Luqman’s parents, Lauren Johnson, a special education teacher, and Carlyle Brown, a playwright, contributed greatly to his values, creative interests, and unfettered sense of self, including a love of the sea, which Luqman developed as a young teen working alongside his father on boats. Not only an accomplished musician, Luqman was also a sailor, an outdoorsman, a surfer, a producer, and a business owner. 
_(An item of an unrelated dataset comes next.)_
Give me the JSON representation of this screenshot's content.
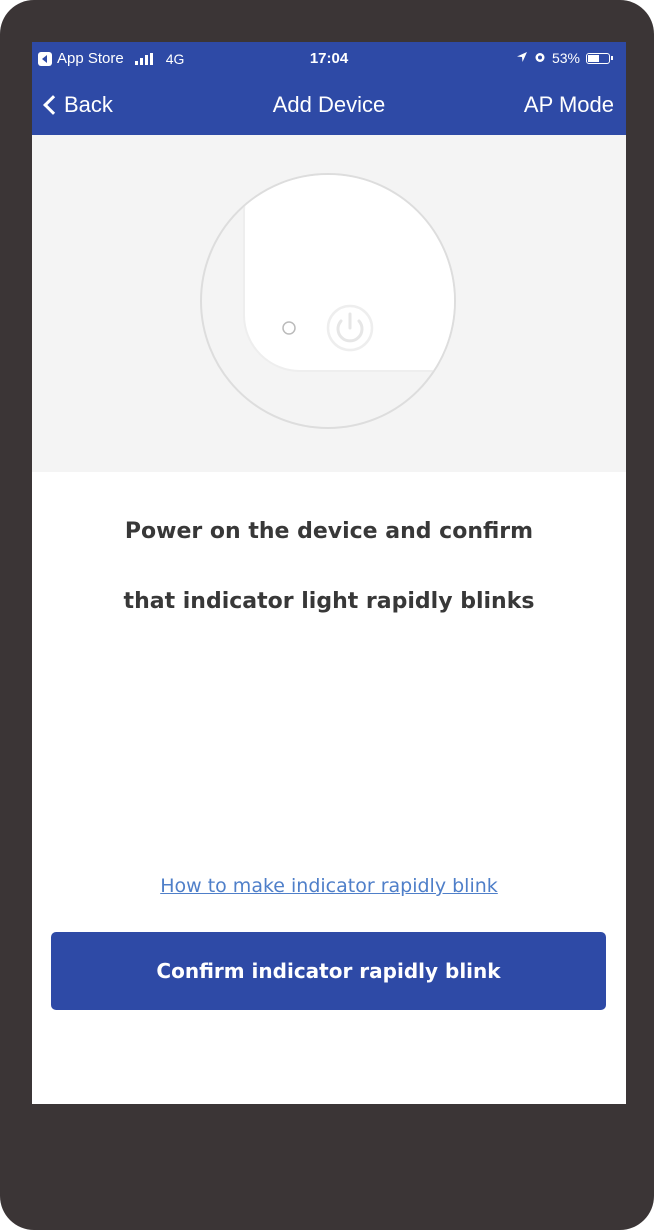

Always hungry for knowledge and to learn what lay beyond the horizon, Luqman found the perfect life partner in LaRonda Davis. Together they traveled far and wide, seeking and finding adventures across America and overseas. Professionally they worked together under the auspices of Primordial Punk and contributed to the efforts of the Black Rock Coalition, of which LaRonda is the president and Luqman was a longtime member.  

Luqman’s ever-present smile, confidence, and passion for trying new things in the musical realm and outside of it inspired everyone who met him. Whether it was learning to play a new instrument, or finding a new fishing spot, he knew how to say yes and figure things out as he went. He took on every challenge that came his way, unafraid and unapologetic.

Luqman Brown’s loved ones ask that donations in his name be made to Harlem School of the Arts and Outdoor Afro. A public tribute in his name will be held this spring.